Square Mile CIO Mark Harries shares Market Review as at the end of Q2 2021

by | Jul 26, 2021

Against a backdrop of economic optimism and ebullient stock markets, it is no surprise that corporate bonds again provided better returns than government bonds in the second quarter.

In the US, credit spreads on high yield bonds have fallen to their lowest levels since before the financial crisis.

In a financial world in which investors remain starved of income-generating investments, we certainly understand the attraction of a high yield bond which yields 3% more than a government bond but the question is whether this is sufficient compensation for the risk of default.

Equity markets in Q2 2021 

It was another barnstorming quarter for stock markets. The UK stock market made more than 5%, taking its year-to-date advance to just over 11%.

However, this performance was eclipsed yet again by US equities, the main benchmark rising by over 8% to take its year-to-date return to more than 15% including dividends.

The only notable laggard in Q2 was Japan, which was broadly unchanged. Japan’s vaccine rollout has been much slower than many other developed countries, with only just over 10% of its population fully vaccinated compared to figures of approximately 50% in both the UK and the US. As a result, restrictions have lingered for longer, causing the Japanese economy to contract by almost 4% in the first three months of the year.

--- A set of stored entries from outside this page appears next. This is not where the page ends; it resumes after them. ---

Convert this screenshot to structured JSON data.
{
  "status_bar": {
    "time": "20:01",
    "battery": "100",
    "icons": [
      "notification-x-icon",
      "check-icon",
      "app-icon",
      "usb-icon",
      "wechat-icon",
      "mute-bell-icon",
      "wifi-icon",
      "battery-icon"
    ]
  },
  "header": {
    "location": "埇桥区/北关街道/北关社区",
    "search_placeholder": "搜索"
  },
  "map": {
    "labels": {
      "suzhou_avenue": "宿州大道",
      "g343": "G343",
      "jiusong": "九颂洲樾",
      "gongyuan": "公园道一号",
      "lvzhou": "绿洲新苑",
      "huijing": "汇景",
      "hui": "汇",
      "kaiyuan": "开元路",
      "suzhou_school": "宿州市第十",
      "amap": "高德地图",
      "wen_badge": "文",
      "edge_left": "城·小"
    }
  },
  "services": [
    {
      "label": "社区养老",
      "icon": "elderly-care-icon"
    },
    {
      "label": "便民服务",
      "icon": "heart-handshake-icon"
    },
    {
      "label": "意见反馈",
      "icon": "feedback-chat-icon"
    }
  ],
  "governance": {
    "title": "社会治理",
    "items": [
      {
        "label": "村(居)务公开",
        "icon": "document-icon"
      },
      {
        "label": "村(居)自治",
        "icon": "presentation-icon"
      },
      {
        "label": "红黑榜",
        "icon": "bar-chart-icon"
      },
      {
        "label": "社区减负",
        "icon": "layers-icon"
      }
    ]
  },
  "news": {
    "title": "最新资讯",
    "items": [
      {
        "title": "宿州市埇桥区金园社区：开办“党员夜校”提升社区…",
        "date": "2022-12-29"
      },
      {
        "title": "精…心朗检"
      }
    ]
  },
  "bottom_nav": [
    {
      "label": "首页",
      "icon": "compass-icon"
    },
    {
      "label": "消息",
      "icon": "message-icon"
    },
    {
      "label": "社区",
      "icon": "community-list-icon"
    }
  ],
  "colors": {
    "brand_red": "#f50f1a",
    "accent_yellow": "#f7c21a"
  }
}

The last few years have witnessed an extraordinary divergence between the performance of usually high-priced and often technology-related ‘growth’ stocks and cheaper, more economically sensitive ‘value’ stocks in sectors such as commodities and financials. The former has trounced the latter. However, in the first three months of 2021, value stocks at last had their day, outperforming growth stocks by almost 10% as economic growth surged.

The recovery accelerated in the second quarter so it would be rational to expect value stocks to continue to have done better than growth stocks but the opposite happened with growth stocks outperforming value stocks by about 6%.

The explanation probably lies in the bond markets where yields unexpectedly declined in the second quarter, making the future cash flows and valuations of growth stocks more attractive to investors.

Actively managing the tilt between growth and value in a portfolio might seem like a perfectly valid investment strategy but the experience of just the last two quarters shows just how easy it is to be wrong-footed and a more balanced approach seems prudent.

Stock markets are revelling in a Goldilocks set of circumstances.  Economic growth is buoyant and corporate profits will benefit accordingly. Inflation is going up but is not out of control (according to central banks).

In any case, stock markets have historically taken modest, say low to mid-single digit, inflation in their stride as it allows companies to increase their revenues. Similarly, bond yields have risen but not by too much.

Despite this, risks remain. Central banks could be wrong about inflation and are forced to increase interest rates considerably. In addition, share valuations are expensive even allowing for the anticipated bounce in corporate profits. There is therefore little or no margin of safety if, for example, profit margins begin to be squeezed by higher labour or other costs.

One other area of concern is the degree of speculation evident in stock market an example of which has been the recent investor mania for Special Purpose Acquisition Companies (“SPACs”). SPACs have enabled a string of private companies to become publicly listed, some on the basis of heroic assumptions about future prospects. One such company was Nikola, an electric truck maker, which was valued at US$12bn when it listed on the US stock market via a SPAC in March 2020. Some months later it was exposed that the movement of a prototype vehicle in a promotional video was not self-powered but was because it was rolling downhill!

Currencies 

In currency markets year-to-date sterling remains the strongest, up by a little over 1% against the dollar, by 4% against the euro and by nearly 9% against the Japanese yen. The strength of the pound in the first quarter and therefore year-to-date reflects expectations of an earlier and stronger economic recovery following the world-beating rollout of coronavirus vaccines and also the removal of uncertainty about the UK’s trading relationship with the EU following Brexit.